HOHENFELS, Germany –
Soldiers of the U.S. Army Reserve flew from their home states in New England to the state of Bavaria for Transatlantic Castle 23 at the Joint Multinational Readiness Center (JMRC) near Hohenfels, Germany.
The 302nd Maneuver Enhancement Brigade began work on construction projects officially on May 20 with training objectives such as building and repairing fighting positions, bunkers, earthen berms, tank ditches, roads for combat vehicles, and wood-frame structures. Units also learned to perform project management and conduct troop leading procedures.
“There is a learning curve dealing with units that are not organic to the area, but it offers units an opportunity to understand real-world deployments, where they are not always with their original units.” Said Sgt. 1st Class Anna Ma, a leader from the JMRC Troop Construction Program.
JMRC prides itself on its operational training environment used by U.S. military as well as multinational partners. The training area is customized for each unit’s needs and requirements for effective training, and with its 1,400 buildings and 300 kilometers of roads and tank trails, JMRC provided an ideal setting for 302nd Maneuver Enhancement Brigade Soldiers to sharpen mission-essential skills, which can be carried to any engineering environment.

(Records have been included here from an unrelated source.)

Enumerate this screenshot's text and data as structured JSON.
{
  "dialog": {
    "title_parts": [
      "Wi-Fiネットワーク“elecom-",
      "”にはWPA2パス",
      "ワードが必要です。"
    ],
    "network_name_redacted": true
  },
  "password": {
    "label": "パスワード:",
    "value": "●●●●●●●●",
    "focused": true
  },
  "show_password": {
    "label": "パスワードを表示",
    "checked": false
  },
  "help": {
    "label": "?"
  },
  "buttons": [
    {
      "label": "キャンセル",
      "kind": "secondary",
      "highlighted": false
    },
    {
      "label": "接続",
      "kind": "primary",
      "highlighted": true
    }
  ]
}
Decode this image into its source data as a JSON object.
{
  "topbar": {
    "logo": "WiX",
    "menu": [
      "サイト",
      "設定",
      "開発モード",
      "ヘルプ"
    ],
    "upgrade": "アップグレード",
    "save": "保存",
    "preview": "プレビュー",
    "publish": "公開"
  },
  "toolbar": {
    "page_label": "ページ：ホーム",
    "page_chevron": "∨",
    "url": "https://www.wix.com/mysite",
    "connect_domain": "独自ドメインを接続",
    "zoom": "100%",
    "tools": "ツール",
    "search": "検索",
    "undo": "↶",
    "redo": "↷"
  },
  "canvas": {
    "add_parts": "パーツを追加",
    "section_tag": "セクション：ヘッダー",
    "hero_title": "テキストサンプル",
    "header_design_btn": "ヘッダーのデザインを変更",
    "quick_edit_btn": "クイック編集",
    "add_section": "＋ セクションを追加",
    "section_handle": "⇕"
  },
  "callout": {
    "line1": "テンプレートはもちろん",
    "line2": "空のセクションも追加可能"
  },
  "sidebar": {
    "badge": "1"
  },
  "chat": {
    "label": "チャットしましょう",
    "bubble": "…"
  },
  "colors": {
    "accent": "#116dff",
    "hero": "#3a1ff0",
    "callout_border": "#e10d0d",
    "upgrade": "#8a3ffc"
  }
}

In the future, these U.S. Army Reserve Soldiers could utilize the skills they honed at JMRC for disaster relief or humanitarian operations, but during TAC 23 they improve the training area where NATO allies and partners build readiness and interoperability in Europe.
Training was overseen by JMRC’s Observer Coach Trainers (OCTs), professionals with specialties in military procedures and engineering. OCTs observe incoming units to guide training and instruct leaders, ensuring exercises are conducted as planned and projects are complete. After each training event, OCTs provide feedback for after-action reviews to improve unit interoperability and future exercises.
“There’s a unique pace here. We are here to support JMRC and ensure projects get done, but also the pace is slow enough we’re able to let inexperienced operators get on the equipment and gain experience.” said 1st Lt. Cole Legg, Platoon Leader of the 338th Engineer Construction Company (ECC).
Sgt. Mitchell White, a carpentry and masonry specialist with the 338th EEC shared the officer’s sentiments stating, “JMRC has been hands on through the whole mission. We have had people to aid and support us 100 percent of the way.”
With the success of Transatlantic Castle 23, JMRC hopes to bring in more U.S. Army Reserve units as well as multinational partners for upcoming TAC events.
Ma stated, “TAC 22 was our crawl phase. TAC 23 has been our walk phase, and for TAC 24, we want to run. We have a huge project that is going to take a lot of effort and will provide great training with everyone working together.”